Thank you for the B Day wishes for Grimmi. xoxoxoxoxoxoxoxo etc for Boss & Scout from me!


----------



## BowWowMeow

*Re: Happy Birthday to Grimm*

Grimm is just SO handsome Patti! Happy Birthday to your doofy boy!!!!!!!!


----------



## Amaruq

*Re: Happy Birthday to Grimm*

Grimm and Jethro headed to a ball field today and had a blast. I think I FINALLY got the pics uploaded (third time is a charm) but might not have time to post tonight. I need to fix Rayne another mini meal......


----------



## Brightelf

*Re: Happy Birthday to Grimm*

Sending good grub vibes to Rayne for a happy tummy and a good night for her! I saw the pics on FB-- awesome cool fratboy party for my sweet Grimmi. You absolutely, totally ROCK, Ruq! (but then, we all knew that...







)


----------



## Mandalay

*Re: Happy Birthday to Grimm*

Happy Birthday Grimm


----------



## ShatteringGlass

*Re: Happy Birthday to Grimm*

HAPPY BIRTHDAY!!!!


----------



## kelso

*Re: Happy Birthday to Grimm*








Happy birthday big man!!!


----------



## BJDimock

*Re: Happy Birthday to Grimm*

Gagghhhhh!!!!! Loppy baby ears!!!!!!!!








Such a handsome, good boy who adores his mom so!
Happy, Happy, Happy birthday Grimm!!!!!!








And many happy years to come!!!!!!


----------



## JeanKBBMMMAAN

*Re: Happy Birthday to Grimm*

From all of us here...


----------



## Brightelf

*Re: Happy Birthday to Grimm*

OOOHHH!! Grimmi got a cool/kewl "Whatever" from Ilsa!!

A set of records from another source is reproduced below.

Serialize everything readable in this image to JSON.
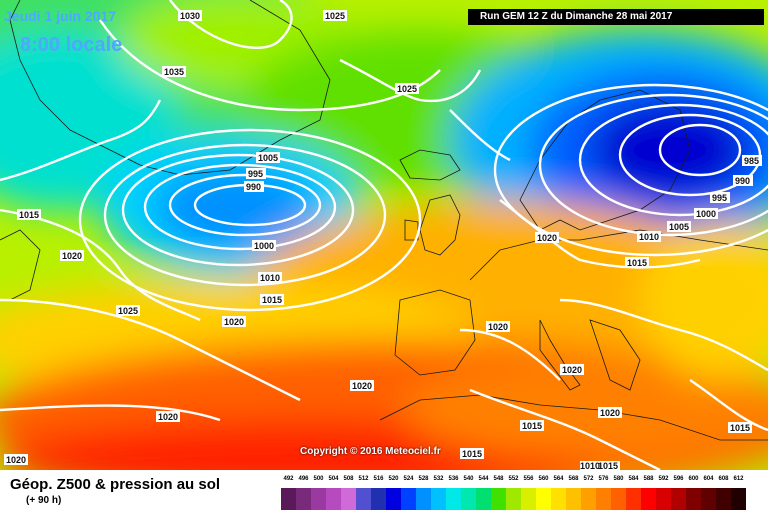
{
  "header": {
    "date_line": "Jeudi 1 juin 2017",
    "time_line": "8:00 locale",
    "run_info": "Run GEM 12 Z du Dimanche 28 mai 2017"
  },
  "footer": {
    "parameter_title": "Géop. Z500 & pression au sol",
    "forecast_hour": "(+ 90 h)",
    "copyright": "Copyright © 2016 Meteociel.fr"
  },
  "legend": {
    "values": [
      "492",
      "496",
      "500",
      "504",
      "508",
      "512",
      "516",
      "520",
      "524",
      "528",
      "532",
      "536",
      "540",
      "544",
      "548",
      "552",
      "556",
      "560",
      "564",
      "568",
      "572",
      "576",
      "580",
      "584",
      "588",
      "592",
      "596",
      "600",
      "604",
      "608",
      "612"
    ],
    "colors": [
      "#5a1a5a",
      "#7a2a7a",
      "#9a3aa0",
      "#b84ac0",
      "#d06ad8",
      "#5050d0",
      "#2030b0",
      "#0000e0",
      "#0040ff",
      "#0090ff",
      "#00c0ff",
      "#00e8e8",
      "#00e8b0",
      "#00e070",
      "#40e000",
      "#a0e800",
      "#d8f000",
      "#ffff00",
      "#ffe000",
      "#ffc000",
      "#ffa000",
      "#ff8000",
      "#ff6000",
      "#ff3000",
      "#ff0000",
      "#d80000",
      "#b00000",
      "#800000",
      "#600000",
      "#400000",
      "#200000"
    ]
  },
  "isobar_labels": [
    "1030",
    "1025",
    "1035",
    "1025",
    "1005",
    "995",
    "990",
    "1000",
    "1010",
    "1015",
    "1020",
    "1015",
    "1025",
    "1020",
    "1020",
    "1020",
    "1015",
    "1020",
    "1015",
    "1010",
    "1005",
    "1000",
    "995",
    "990",
    "985",
    "1015",
    "1020",
    "1020",
    "1015",
    "1010",
    "1015",
    "1020",
    "1020"
  ]
}
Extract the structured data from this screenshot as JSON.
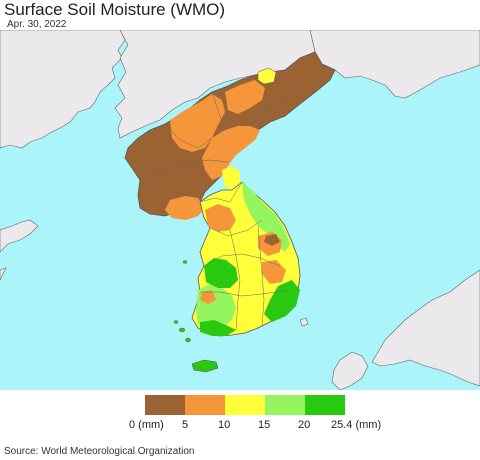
{
  "header": {
    "title": "Surface Soil Moisture (WMO)",
    "date": "Apr. 30, 2022"
  },
  "legend": {
    "items": [
      {
        "label": "0 (mm)",
        "color": "#9b6334"
      },
      {
        "label": "5",
        "color": "#f5963b"
      },
      {
        "label": "10",
        "color": "#ffff3a"
      },
      {
        "label": "15",
        "color": "#95f55f"
      },
      {
        "label": "20",
        "color": "#29c910"
      },
      {
        "label": "25.4 (mm)",
        "color": null
      }
    ]
  },
  "colors": {
    "sea": "#aaf4fa",
    "land_nodata": "#ece9ec",
    "border": "#555555"
  },
  "footer": {
    "source": "Source: World Meteorological Organization"
  }
}
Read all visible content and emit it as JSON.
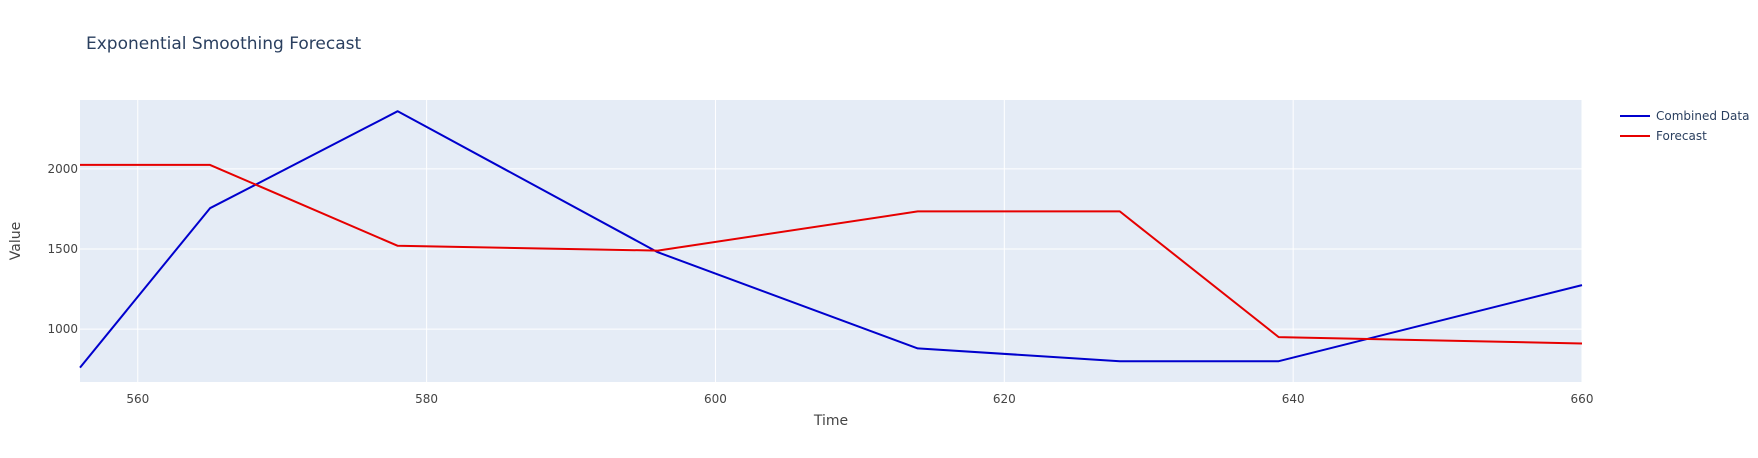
{
  "chart_data": {
    "type": "line",
    "title": "Exponential Smoothing Forecast",
    "xlabel": "Time",
    "ylabel": "Value",
    "xlim": [
      556,
      660
    ],
    "ylim": [
      670,
      2430
    ],
    "x_ticks": [
      560,
      580,
      600,
      620,
      640,
      660
    ],
    "y_ticks": [
      1000,
      1500,
      2000
    ],
    "grid": true,
    "legend_position": "top-right",
    "plot_background": "#e5ecf6",
    "series": [
      {
        "name": "Combined Data",
        "color": "#0000cd",
        "x": [
          556,
          565,
          578,
          596,
          614,
          628,
          639,
          660
        ],
        "y": [
          760,
          1755,
          2360,
          1480,
          880,
          800,
          800,
          1275
        ]
      },
      {
        "name": "Forecast",
        "color": "#e60000",
        "x": [
          556,
          565,
          578,
          596,
          614,
          628,
          639,
          660
        ],
        "y": [
          2025,
          2025,
          1520,
          1490,
          1735,
          1735,
          950,
          910
        ]
      }
    ]
  }
}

He is one happy B Day boy now!







Thanks, Jean! I love the card!


----------



## GSDLoverII

Happy Birthday Handsome!
Many, many more.


----------



## Powell

Jolene, who turned 4 this week, gives sloppy birthday kisses to the DOOFINATOR! 

Powell and Jolene


----------



## elisabeth_00117

*Re: Happy Birthday to Grimm*

HAPPY BIRTHDAY GRIMM!!!!

What an amazing dog!!!

He is just so adorable Patti, you are both so lucky to have one another!


----------



## Kayos and Havoc

*Re: Happy Birthday to Grimm*

Gosh I am several days late but I am happy to hear Grimm had a great day for his number 3!!


----------



## Sean Rescue Mom

I'm sorry these birthday wishes to Grimm are a little late but nonetheless sincere. Grimm is without a doubt one of the most handsome boys on the gsd board. Happy Belated Birthday!


----------



## Rika_Tula

Happy belated Birthday, Grimm!


----------



## RebelGSD

Happy Birthday dear Grimm! 
May you be reunited with you mom for Christmas!


----------



## frenchie27

What a handsome boy!!!! Time flies when you are having fun....mine turned 2 recently and it seems like yesterday when I first held him in my arms....

The are so much loved aren't they? They are unconditionally there for you EVERYDAY....and that my friend, is priceless...

Happy Bday Grimmy boy! You are blessed for being so loved.


----------



## DancingCavy

I must apologize for hopping in here so late. Happy Birthday, Grimm!! Risa and Dusti (the scary piggy) also send their belated wishes.


----------



## Brightelf

Grimm is thankful for the B-Day wishes! I'd heard scorpios could be intense-- who knew that meant with kissing, too?







Grimm sends slurps from his TurboTongue to all who wished him a Happy B-Day!


----------



## Metalsmith

I hope it's not too late to send Grimm best wishes for a happy birthday! Happy Birthday to you, the mighty doof!


----------



## Brightelf

Sarah and Khyber, thank you-- Sir Doofs-a-Lot appreciates it!


----------



## samralf

Happy belated birthday Grimm!!!!!


----------



## lovemybeast

*Re: Happy Birthday to Grimm*

A belated birthday wish from a newbie. 

I have seen your posts with his pic. He is so handsome. Breathtaking in some pics. You are both lucky to have each other.


----------